Sturgeon makes only occasional appearances in the kitchen accounts of San Diego, the Zaragoza friary associated with Altamiras so he may have been thinking of Andalusian friary cooks when he gave various recipes for it. Catches in Aragon’s River Ebro, mainly in December, were hardly surprising few and far between perhaps as fiesta food, hardly surprisingly since damming of the Río Ebro had begun close to the coast in the 11th century and sturgeon could no longer reach spawning grounds upstream. They still swam in the estuary where they were sold at Tortosa market, and abounded in the Río Guadalquivir.

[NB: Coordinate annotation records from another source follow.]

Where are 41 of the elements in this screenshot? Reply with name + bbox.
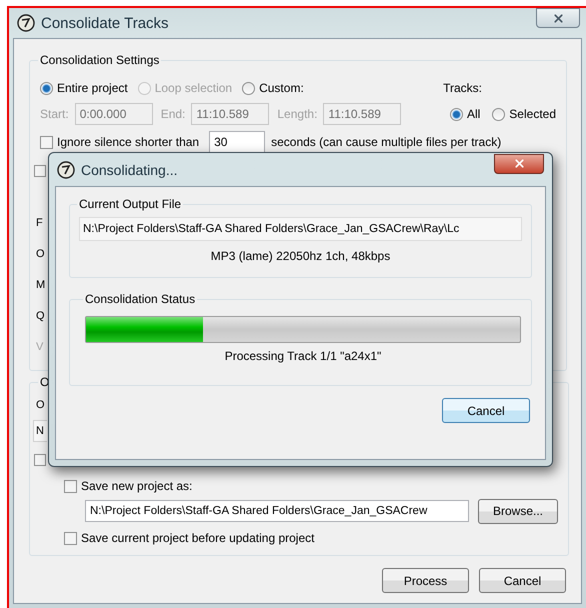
time-label: Start: [40, 107, 69, 121]
status-text: Processing Track 1/1 "a24x1" [224, 348, 382, 363]
time-label: End: [160, 107, 186, 121]
tracks-radio[interactable]: Selected [492, 107, 556, 121]
dialog-title: Consolidating... [81, 162, 179, 178]
covered-label: O [36, 248, 45, 260]
group-title: Consolidation Settings [39, 53, 160, 67]
app-logo-icon [17, 14, 35, 32]
tracks-label: Tracks: [443, 81, 482, 95]
covered-label: O [36, 399, 45, 411]
cancel-button[interactable]: Cancel [442, 398, 530, 423]
close-button[interactable] [536, 8, 580, 28]
covered-label: F [36, 216, 43, 228]
ignore-silence-checkbox[interactable]: Ignore silence shorter than [40, 135, 200, 149]
output-path-field: N:\Project Folders\Staff-GA Shared Folders\Grace_Jan_GSACrew\Ray\Lc [79, 217, 522, 241]
tracks-radio[interactable]: All [450, 107, 480, 121]
dialog-button[interactable]: Process [382, 568, 469, 593]
covered-label: V [36, 340, 44, 352]
checkbox[interactable] [34, 165, 46, 177]
dialog-button[interactable]: Cancel [479, 568, 566, 593]
save-new-checkbox[interactable]: Save new project as: [64, 479, 192, 493]
save-current-checkbox[interactable]: Save current project before updating project [64, 531, 314, 545]
checkbox[interactable] [34, 454, 46, 466]
seconds-field[interactable]: 30 [209, 131, 266, 153]
time-label: Length: [277, 107, 318, 121]
window-title: Consolidate Tracks [41, 14, 170, 32]
group-title: Current Output File [78, 197, 182, 211]
group-title: Consolidation Status [84, 292, 196, 306]
app-logo-icon [57, 160, 75, 178]
close-button[interactable] [494, 154, 544, 174]
close-icon [512, 157, 526, 170]
close-icon [552, 12, 564, 24]
covered-label: M [36, 278, 46, 290]
project-path-field[interactable]: N:\Project Folders\Staff-GA Shared Folders\Grace_Jan_GSACrew [85, 500, 469, 522]
seconds-label: seconds (can cause multiple files per track) [271, 135, 502, 149]
range-radio[interactable]: Custom: [242, 81, 304, 95]
range-radio[interactable]: Entire project [40, 81, 128, 95]
format-text: MP3 (lame) 22050hz 1ch, 48kbps [210, 248, 392, 265]
browse-button[interactable]: Browse... [478, 498, 558, 524]
output-field[interactable]: N [33, 420, 47, 442]
covered-label: Q [36, 310, 45, 322]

Among Altamiras’s various dishes he offered grilled, poached or roasted hunks of sturgeon, sweet fishcakes and these little fishballs – almondiguillas – in chickpea broth. They are more like dumplings than the fishballs we know from oriental cuisines, soft and spongy when freshly made, as here, with organic salmon chopped by hand and a mild chickpea and fish stock . Altamiras suggests adding “a little chopped greenery” to the dumplings and I like to use fennel, with pinches of cinnamon and cloves added to the broth. Diego Gallegos, chef at Sollo and a specialist in river fish cookery, came up with a wonderful reworked version of this recipe for the book: he makes larger fishballs rolled in a velvety pimentón coating, baked briefly and then simmered and served in a brandied chicken broth.